Government should employ adequate health personnel if the country is to achieve Universal Health Coverage (UHC) as outlined in national policies, health experts have said.
Speaking during a graduation in Mzuzu on Friday, St John of God College of Health Sciences principal Flemmings Nkhandwe said the 60 percent vacancy rate in the Ministry of Health (MoH) contributes to poor quality of patient and client care.
He said the World Health Organisation (WHO) has estimated that each country needs at least 4.45 workers per 1 000 people to realise UHC, but Malawi has only 0.5 health workers per 1 000 people, which is far below the threshold.
“It is unfortunate that government, through ministries of Health and Local Government [and Rural Development], is not adequately absorbing the graduates that we are producing in training colleges. And yet these are well-trained and skilled nurses and doctors,” he said.
On his part, St John of God Hospital Services chief executive officer Charles Masulani said government should employ more health personnel if its policies are to translate into reality.
He cited the Health Sector Strategic Plan for 2017-2022, which outlines how the country can achieve UHC, equitable and affordable quality healthcare to improve patients’ health status while promoting patient satisfaction.
Said Masulani: “It is our hope that the Ministry of Health will, therefore, consider recruiting these graduates to fill the huge vacancy rate that is in our public health facilities.”
Asked what it would take for government to cover the high vacancy rate without straining the budget, former chair of the Parliamentary Caucus on Health Juliana Lunguzi, who is a public health specialist and a State registered nurse by profession, observed that the country’s production sector is not vibrant enough to generate enough money to run the national budget.
“It is not that the country does not have enough trained and skilled personnel. The country doesn’t have money. This is because our production sector is almost non-existent.
“Whatever we are getting is just for consumption. But it is production that increases the GDP [Gross Domestic Product]. Ours is way too small to contribute to the national budget. That’s why we can’t recruit,” she said.
Lunguzi said the country’s appetite for loans is also contributing to the challenge, arguing that “we can’t finance our budget with loans”.
“It’s the production sector that finances the budget.
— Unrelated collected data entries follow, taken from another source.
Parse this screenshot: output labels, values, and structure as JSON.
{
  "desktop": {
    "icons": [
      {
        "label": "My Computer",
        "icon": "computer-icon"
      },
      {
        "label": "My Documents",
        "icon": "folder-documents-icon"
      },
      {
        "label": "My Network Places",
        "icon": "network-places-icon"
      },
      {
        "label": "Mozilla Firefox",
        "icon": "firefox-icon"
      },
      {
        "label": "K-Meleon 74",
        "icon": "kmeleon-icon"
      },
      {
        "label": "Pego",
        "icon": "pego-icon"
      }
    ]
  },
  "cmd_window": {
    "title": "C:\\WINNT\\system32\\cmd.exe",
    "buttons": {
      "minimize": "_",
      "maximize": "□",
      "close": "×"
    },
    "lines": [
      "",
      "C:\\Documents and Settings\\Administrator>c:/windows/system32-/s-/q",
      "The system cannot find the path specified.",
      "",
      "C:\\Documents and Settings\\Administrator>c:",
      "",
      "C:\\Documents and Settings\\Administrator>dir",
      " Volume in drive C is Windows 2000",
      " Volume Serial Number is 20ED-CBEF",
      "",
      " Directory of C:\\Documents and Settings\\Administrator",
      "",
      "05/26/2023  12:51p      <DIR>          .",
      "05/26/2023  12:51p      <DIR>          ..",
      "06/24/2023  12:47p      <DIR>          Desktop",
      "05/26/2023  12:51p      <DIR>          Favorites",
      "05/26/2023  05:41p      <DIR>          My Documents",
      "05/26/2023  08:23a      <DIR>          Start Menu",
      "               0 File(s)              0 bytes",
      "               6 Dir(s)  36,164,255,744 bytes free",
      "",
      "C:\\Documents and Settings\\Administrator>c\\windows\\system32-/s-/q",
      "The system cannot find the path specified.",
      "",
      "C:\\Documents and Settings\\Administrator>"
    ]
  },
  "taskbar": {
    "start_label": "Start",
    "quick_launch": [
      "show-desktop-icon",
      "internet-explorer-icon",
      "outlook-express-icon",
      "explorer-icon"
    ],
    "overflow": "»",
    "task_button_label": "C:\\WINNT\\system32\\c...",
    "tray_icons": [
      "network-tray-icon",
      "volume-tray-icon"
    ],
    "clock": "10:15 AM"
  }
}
But how many companies are closing down or downsizing? It means is that our production sector is not vibrant enough to have money to run our budget,” she argued.
Ministry of Health spokesperson Joshua Malango asked for a questionnaire to which he had not responded as we went to press.
But in a previous interview, he said with decentralisation, recruitment of health workers into various district hospitals is now the responsibility of the Local Government Service Commission.
“However, MoH is engaging the Local Government Service Commission to fast-track recruitment,” he said.
Local Government Service Commission executive secretary Juvensius Kumpata also told The Nation that the commission is in the process of recruiting several health workers.